All of us are ultimately seekers of beauty. We want to dress up a beautiful day by calling it “epic”, using words like “ripping” or “firing”, but really we are describing (or attempting to convey) the perfect aesthetic experience. The windsurf trip is an adventure novel and a romance with the sea.
What I love so much about this group of riders is that none of us have claimed the role of main character. That spot is reserved for Kurukuru Mailani, “Thunder from the Heavens”, aka, Cloudbreak. This beautiful wave that expressed so many of her moods to us, who took us on such a journey.
It’s as if each windsurfer here has read the novel: “Cloudbreak” in a zealous haste and is now discussing the story. Parts when the waves were big and terrifying, epic tales of when gear was cracked and rent asunder. Lovely moments of bliss in heavenly tubes of glassy texture, the tones of beautiful sunsets providing romantic backdrops for surfers and windsurfers alike.
Fiji was the setting for my favorite kind of story. Looking around and comparing to Hawaii, parts of Fiji look about the same as home. The air has the same feeling, made dense by salt-rich moisture, warmed by an abundance of equatorial daylight, a prime medium for filling a billowing sail and applying a push reminiscent of a gentle maternal hand. And the water has the same feeling, violence and beauty married in perfect balance. The violence proportionate to the beauty of the experience.
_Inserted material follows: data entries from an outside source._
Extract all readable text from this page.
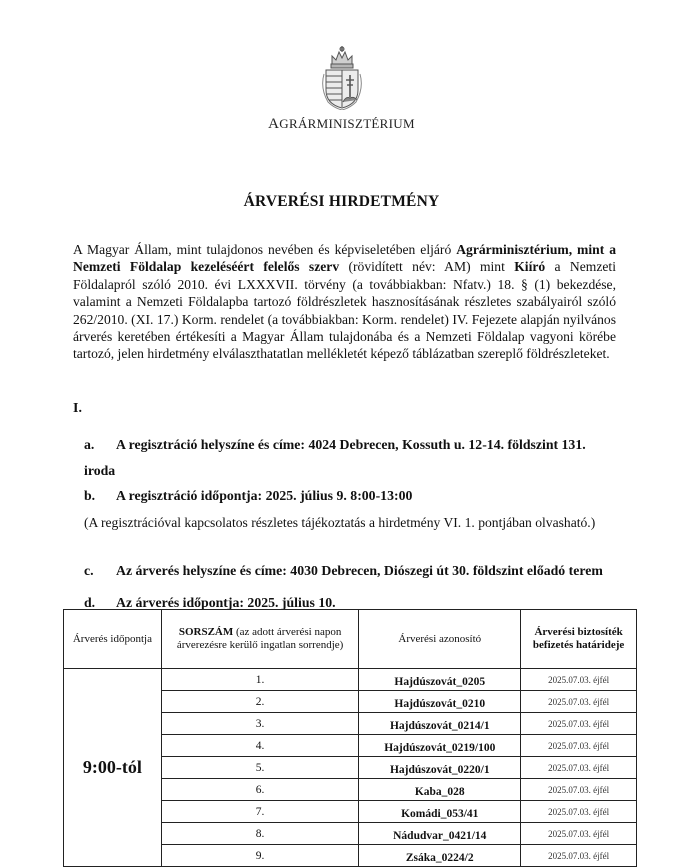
AGRÁRMINISZTÉRIUM
ÁRVERÉSI HIRDETMÉNY
A Magyar Állam, mint tulajdonos nevében és képviseletében eljáró Agrárminisztérium, mint a Nemzeti Földalap kezeléséért felelős szerv (rövidített név: AM) mint Kiíró a Nemzeti Földalapról szóló 2010. évi LXXXVII. törvény (a továbbiakban: Nfatv.) 18. § (1) bekezdése, valamint a Nemzeti Földalapba tartozó földrészletek hasznosításának részletes szabályairól szóló 262/2010. (XI. 17.) Korm. rendelet (a továbbiakban: Korm. rendelet) IV. Fejezete alapján nyilvános árverés keretében értékesíti a Magyar Állam tulajdonába és a Nemzeti Földalap vagyoni körébe tartozó, jelen hirdetmény elválaszthatatlan mellékletét képező táblázatban szereplő földrészleteket.
I.
a. A regisztráció helyszíne és címe: 4024 Debrecen, Kossuth u. 12-14. földszint 131. iroda
b. A regisztráció időpontja: 2025. július 9. 8:00-13:00
(A regisztrációval kapcsolatos részletes tájékoztatás a hirdetmény VI. 1. pontjában olvasható.)
c. Az árverés helyszíne és címe: 4030 Debrecen, Diószegi út 30. földszint előadó terem
d. Az árverés időpontja: 2025. július 10.
Árverés időpontja	SORSZÁM (az adott árverési napon árverezésre kerülő ingatlan sorrendje)	Árverési azonosító	Árverési biztosíték befizetés határideje
9:00-tól	1.	Hajdúszovát_0205	2025.07.03. éjfél
	2.	Hajdúszovát_0210	2025.07.03. éjfél
	3.	Hajdúszovát_0214/1	2025.07.03. éjfél
	4.	Hajdúszovát_0219/100	2025.07.03. éjfél
	5.	Hajdúszovát_0220/1	2025.07.03. éjfél
	6.	Kaba_028	2025.07.03. éjfél
	7.	Komádi_053/41	2025.07.03. éjfél
	8.	Nádudvar_0421/14	2025.07.03. éjfél
	9.	Zsáka_0224/2	2025.07.03. éjfél
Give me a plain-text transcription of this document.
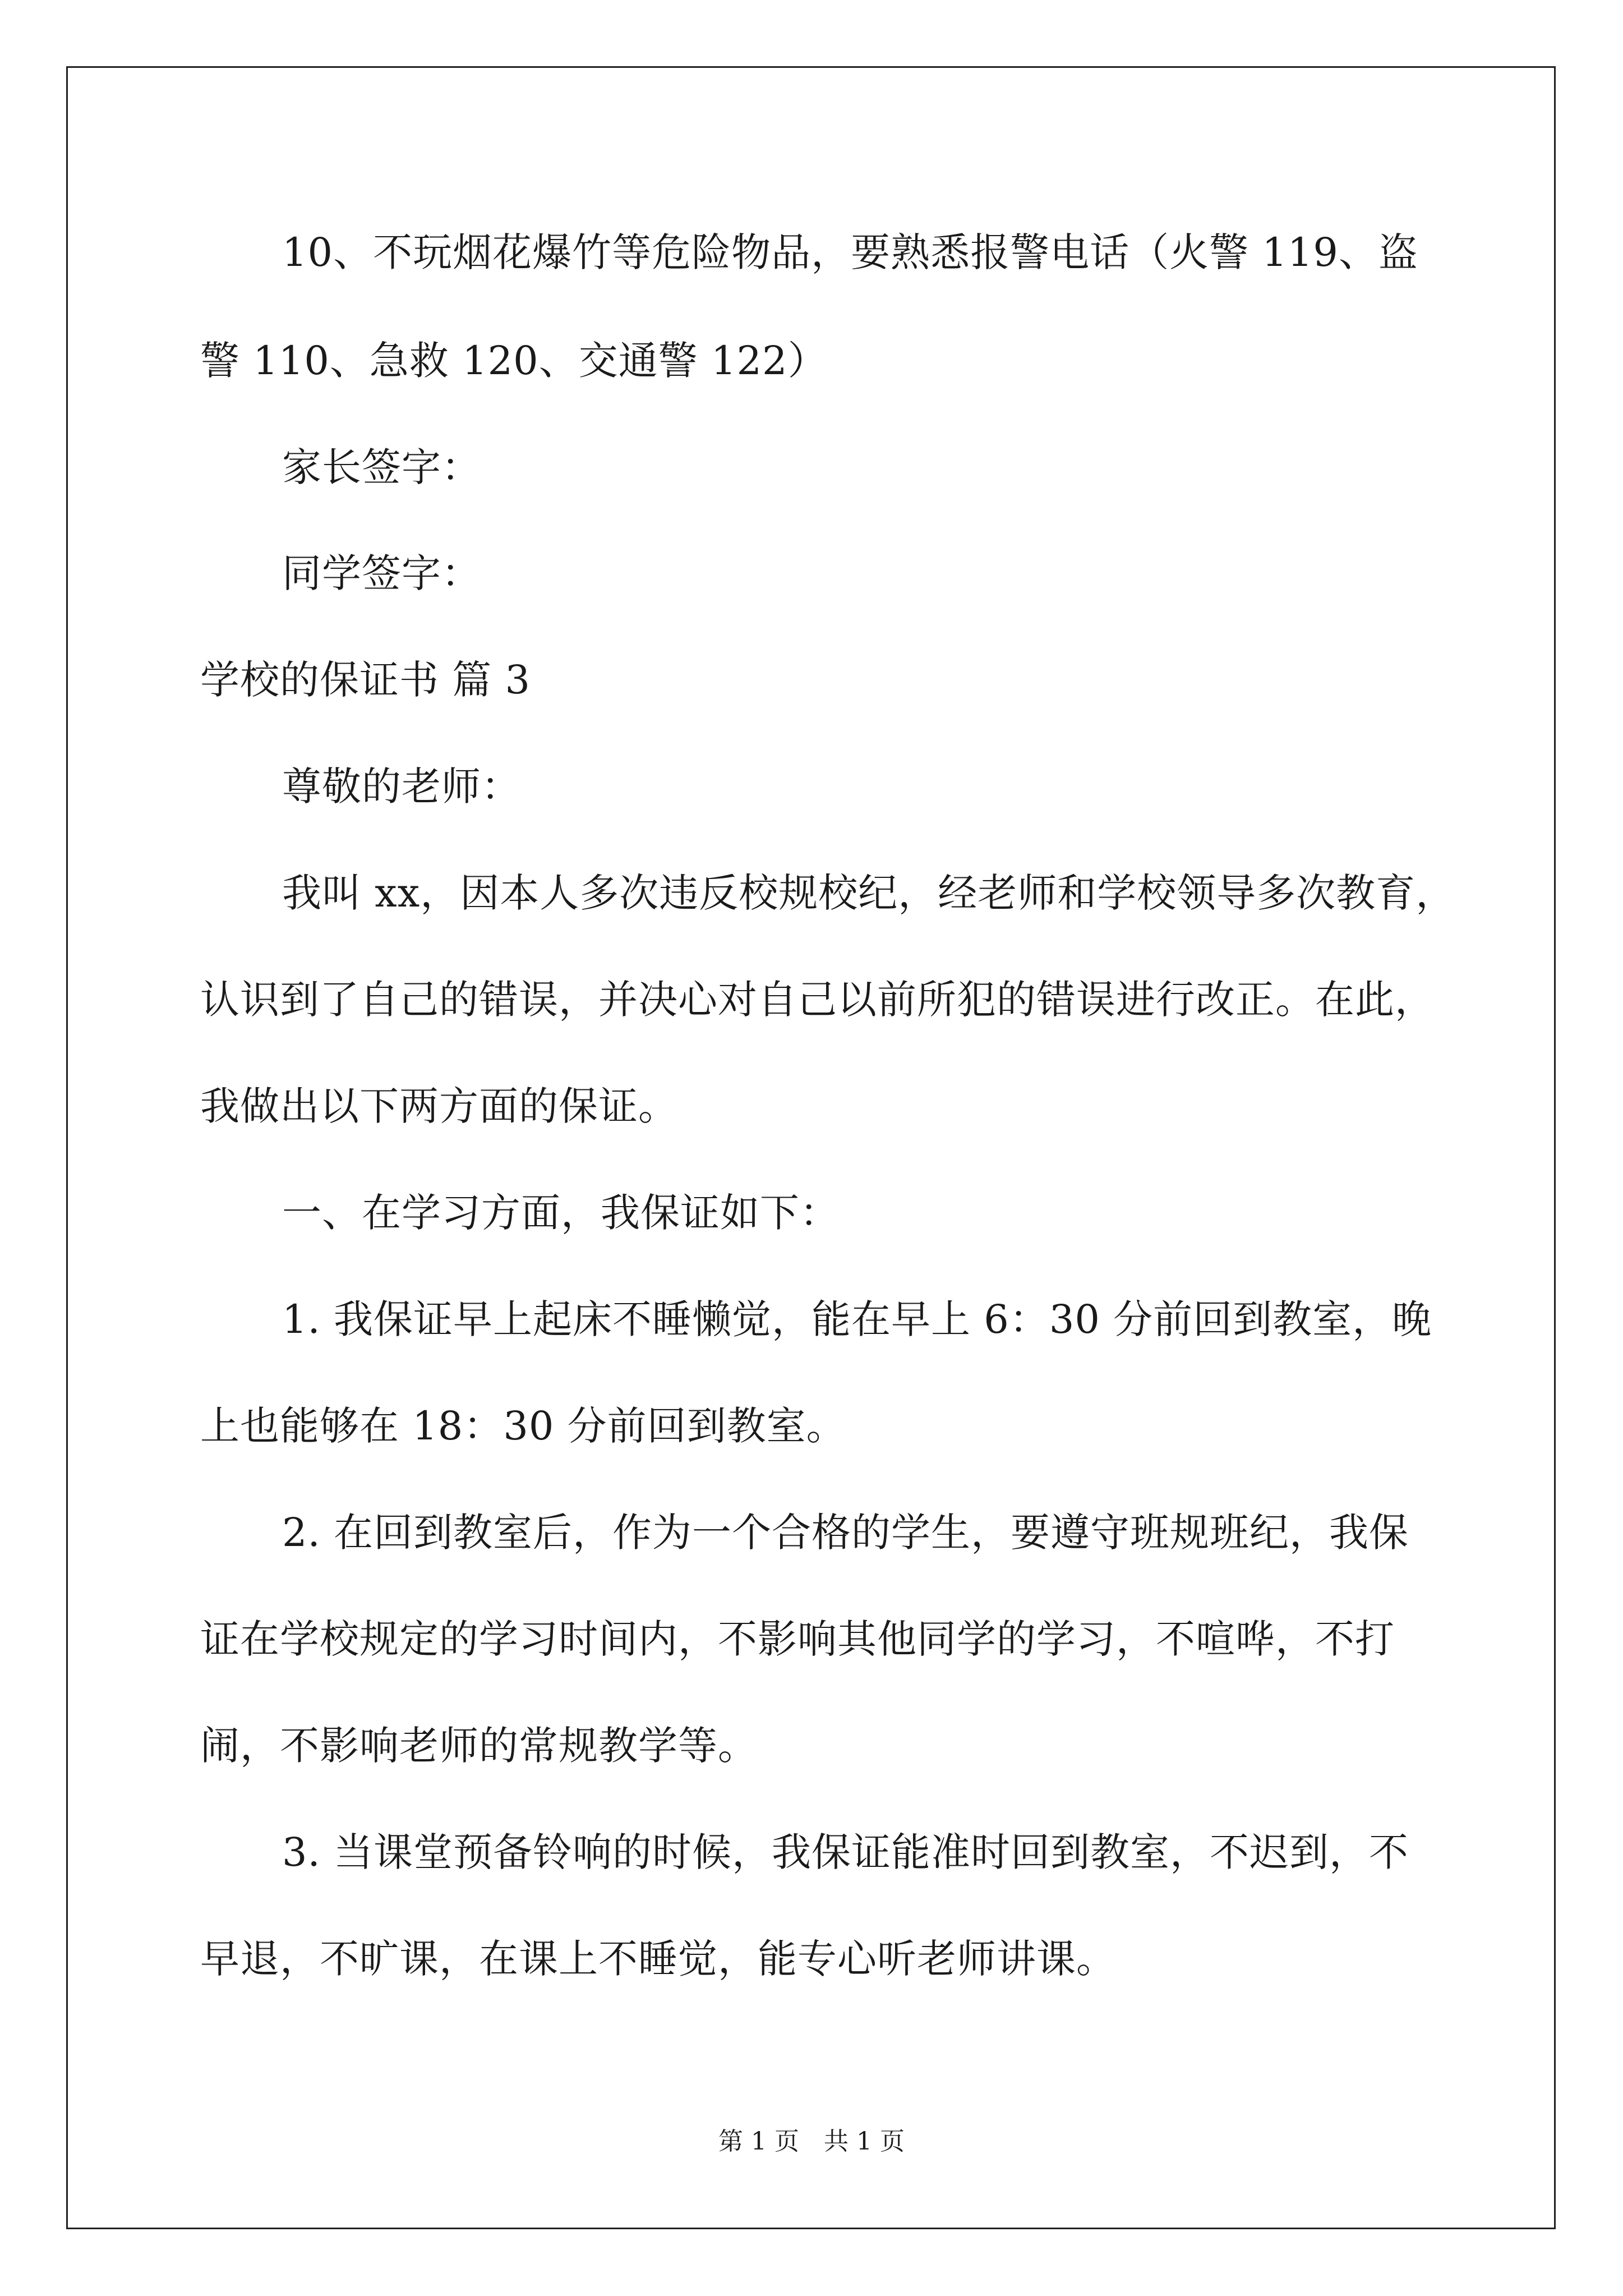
10、不玩烟花爆竹等危险物品，要熟悉报警电话（火警 119、盗
警 110、急救 120、交通警 122）
家长签字：
同学签字：
学校的保证书 篇 3
尊敬的老师：
我叫 xx，因本人多次违反校规校纪，经老师和学校领导多次教育，
认识到了自己的错误，并决心对自己以前所犯的错误进行改正。在此，
我做出以下两方面的保证。
一、在学习方面，我保证如下：
1. 我保证早上起床不睡懒觉，能在早上 6：30 分前回到教室，晚
上也能够在 18：30 分前回到教室。
2. 在回到教室后，作为一个合格的学生，要遵守班规班纪，我保
证在学校规定的学习时间内，不影响其他同学的学习，不喧哗，不打
闹，不影响老师的常规教学等。
3. 当课堂预备铃响的时候，我保证能准时回到教室，不迟到，不
早退，不旷课，在课上不睡觉，能专心听老师讲课。
第 1 页　共 1 页
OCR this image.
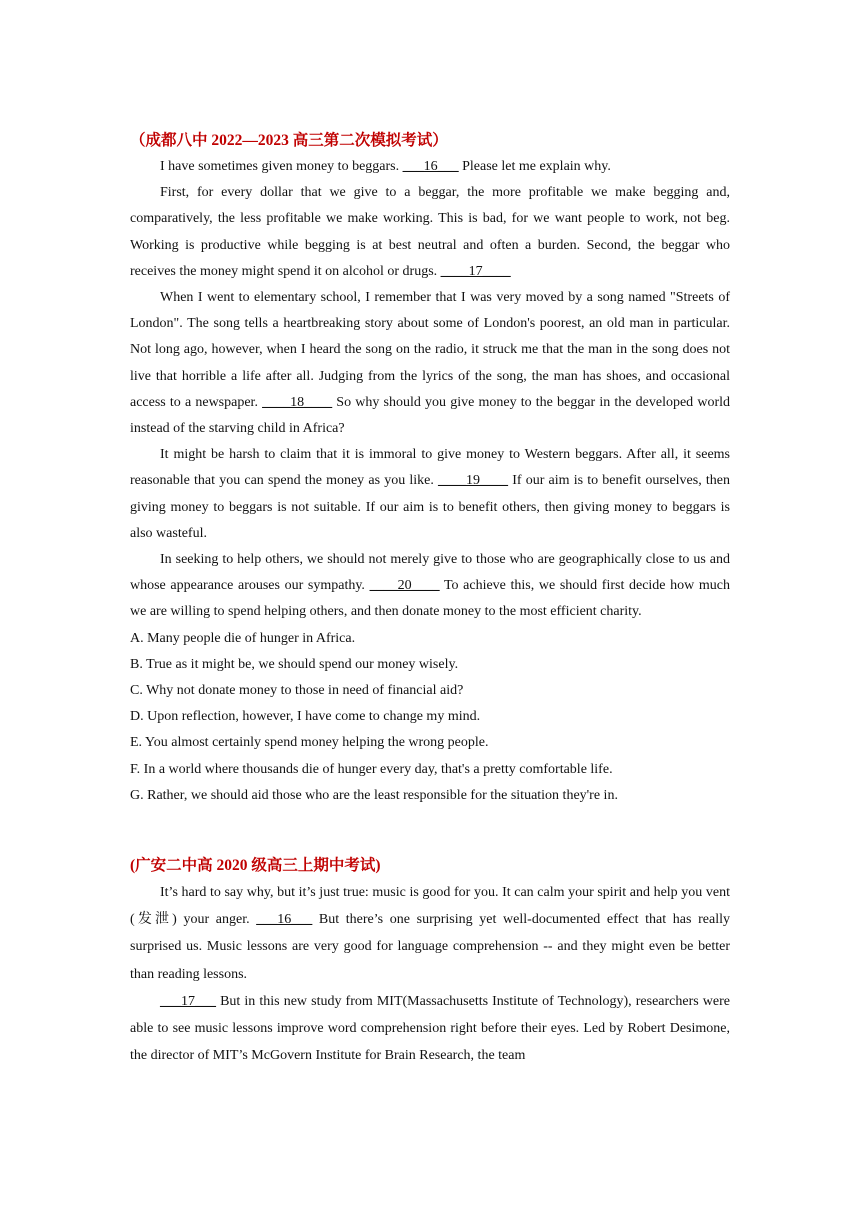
（成都八中 2022—2023 高三第二次模拟考试）

I have sometimes given money to beggars. ___16___ Please let me explain why.

First, for every dollar that we give to a beggar, the more profitable we make begging and, comparatively, the less profitable we make working. This is bad, for we want people to work, not beg. Working is productive while begging is at best neutral and often a burden. Second, the beggar who receives the money might spend it on alcohol or drugs. ____17____

When I went to elementary school, I remember that I was very moved by a song named "Streets of London". The song tells a heartbreaking story about some of London's poorest, an old man in particular. Not long ago, however, when I heard the song on the radio, it struck me that the man in the song does not live that horrible a life after all. Judging from the lyrics of the song, the man has shoes, and occasional access to a newspaper. ____18____ So why should you give money to the beggar in the developed world instead of the starving child in Africa?

It might be harsh to claim that it is immoral to give money to Western beggars. After all, it seems reasonable that you can spend the money as you like. ____19____ If our aim is to benefit ourselves, then giving money to beggars is not suitable. If our aim is to benefit others, then giving money to beggars is also wasteful.

In seeking to help others, we should not merely give to those who are geographically close to us and whose appearance arouses our sympathy. ____20____ To achieve this, we should first decide how much we are willing to spend helping others, and then donate money to the most efficient charity.

A. Many people die of hunger in Africa.

B. True as it might be, we should spend our money wisely.

C. Why not donate money to those in need of financial aid?

D. Upon reflection, however, I have come to change my mind.

E. You almost certainly spend money helping the wrong people.

F. In a world where thousands die of hunger every day, that's a pretty comfortable life.

G. Rather, we should aid those who are the least responsible for the situation they're in.

(广安二中高 2020 级高三上期中考试)

It’s hard to say why, but it’s just true: music is good for you. It can calm your spirit and help you vent (发泄) your anger. ___16___ But there’s one surprising yet well-documented effect that has really surprised us. Music lessons are very good for language comprehension -- and they might even be better than reading lessons.

___17___ But in this new study from MIT(Massachusetts Institute of Technology), researchers were able to see music lessons improve word comprehension right before their eyes. Led by Robert Desimone, the director of MIT’s McGovern Institute for Brain Research, the team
The Finals are over, results are in and the competition draws to a close. Those of us who haven’t already packed up and jetted off to the next windy destination sit together reveling in a week of collective experience. 10 men and 4 women competitors supported by a half-dozen IWT team members and the Fiji Surf Co crew. Individuals privileged with a week’s duration of six hour days in the Cloudbreak lineup. Some 882 cumulative hours of experience and only the limited English language to describe it, (although Italian, Spanish, French, Greek, German, Austrian, Fijian and Hindi are also spoken here.)
Regardless of the dialect, words cannot do justice to that volume, that weight, that profundity of experience.
The person closest to center stage has to be Camille Juban. A stylish surfer and windsurfer, who managed to be in tune with the sets of the day throughout the trip. His relationship with Kurukuru Mailani runs deeper than the rest of us, they have history and it shows. Camille was our unofficial guide to this wave from the very first windsurf sessions, we all instinctively fell in behind him to watch how he was flowing with the wave. It was his prior trip to Fiji and his windsurfing exploits at Cloud break that captured our imaginations and led us to this place, this event. He recreated that magic for us everyday, and though it made for a daunting challenge competitively (and was just a bit annoying in terms of how easy he made this wave look). All competitors could agree that it was a privilege to watch Camille.